As the exception in Reg. 1100(17.3)(b) was not available, the CCA deductions of the taxpayer were limited to the leasing revenues (net of minor management fees) generated from the company. After noting (at para. 63) that the company was responsible for the crew, operating and insuring the boat and for all damages, D’Auray J indicated (at para. 64) that the services provided by the taxpayer did not satisfy the test in Oke that they “surpass those which are usually provided under a lease” (TaxInterpretations translation).
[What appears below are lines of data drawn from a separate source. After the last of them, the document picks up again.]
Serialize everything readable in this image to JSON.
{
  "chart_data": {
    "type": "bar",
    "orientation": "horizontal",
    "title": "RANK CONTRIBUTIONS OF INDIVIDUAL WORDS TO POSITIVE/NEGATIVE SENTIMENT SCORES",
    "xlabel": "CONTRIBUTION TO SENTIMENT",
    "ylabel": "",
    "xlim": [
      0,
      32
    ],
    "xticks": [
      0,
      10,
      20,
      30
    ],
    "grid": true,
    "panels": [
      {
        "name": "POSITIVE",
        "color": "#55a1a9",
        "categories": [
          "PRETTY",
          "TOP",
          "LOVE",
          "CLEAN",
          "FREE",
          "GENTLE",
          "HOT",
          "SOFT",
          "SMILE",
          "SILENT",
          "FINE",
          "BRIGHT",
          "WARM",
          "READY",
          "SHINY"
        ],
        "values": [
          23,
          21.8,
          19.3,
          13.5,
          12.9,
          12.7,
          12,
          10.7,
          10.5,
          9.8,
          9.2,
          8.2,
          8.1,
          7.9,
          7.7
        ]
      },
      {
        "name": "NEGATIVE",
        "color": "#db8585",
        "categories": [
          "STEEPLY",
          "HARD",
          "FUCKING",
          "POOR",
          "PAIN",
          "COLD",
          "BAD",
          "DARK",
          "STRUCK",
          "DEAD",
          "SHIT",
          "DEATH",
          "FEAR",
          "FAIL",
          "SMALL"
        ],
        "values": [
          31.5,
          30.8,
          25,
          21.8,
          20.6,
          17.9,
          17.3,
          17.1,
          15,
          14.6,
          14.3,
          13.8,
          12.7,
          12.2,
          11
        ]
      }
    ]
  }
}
In particular, the activities of the taxpayer in distributing pamphlets, constructing a ticketing booth, landscaping around the booth and selecting a caterer, were effected in his capacity of shareholder of the company rather than of lessor (para. 64).

Locations of other summaries Wordcount
Tax Topics - Income Tax Act - Section 20 - Subsection 20(1) boats were not a source of income 58

Subsection 1100(21) - Certified Films and Video Tapes

Articles

Mandell, Yip, "Tax Shelters in the 1990s", 1991 Conference Report, c.35.

Subsection 1100(24) - Specified Energy Property

Articles

Mandel, Yip, "Tax Shelters in the 1990s", 1991 Conference Report, c. 35: Discussion of introduction of specified energy property rules.

Subsection 1100(26)

Administrative Policy

15 September 1992 T.I. (Tax Window, No. 24, p. 9, ¶2179)

The expression "distribution or production" should be interpreted broadly and would include "transmission". Whether a corporation's principal business is transmission, is not based solely on its revenues and net income and entails consideration of such factors as income, gross revenue, operating cost, and expenses associated with each business; the capital employed in each business; and the time and effort expended by employees in respect of each business.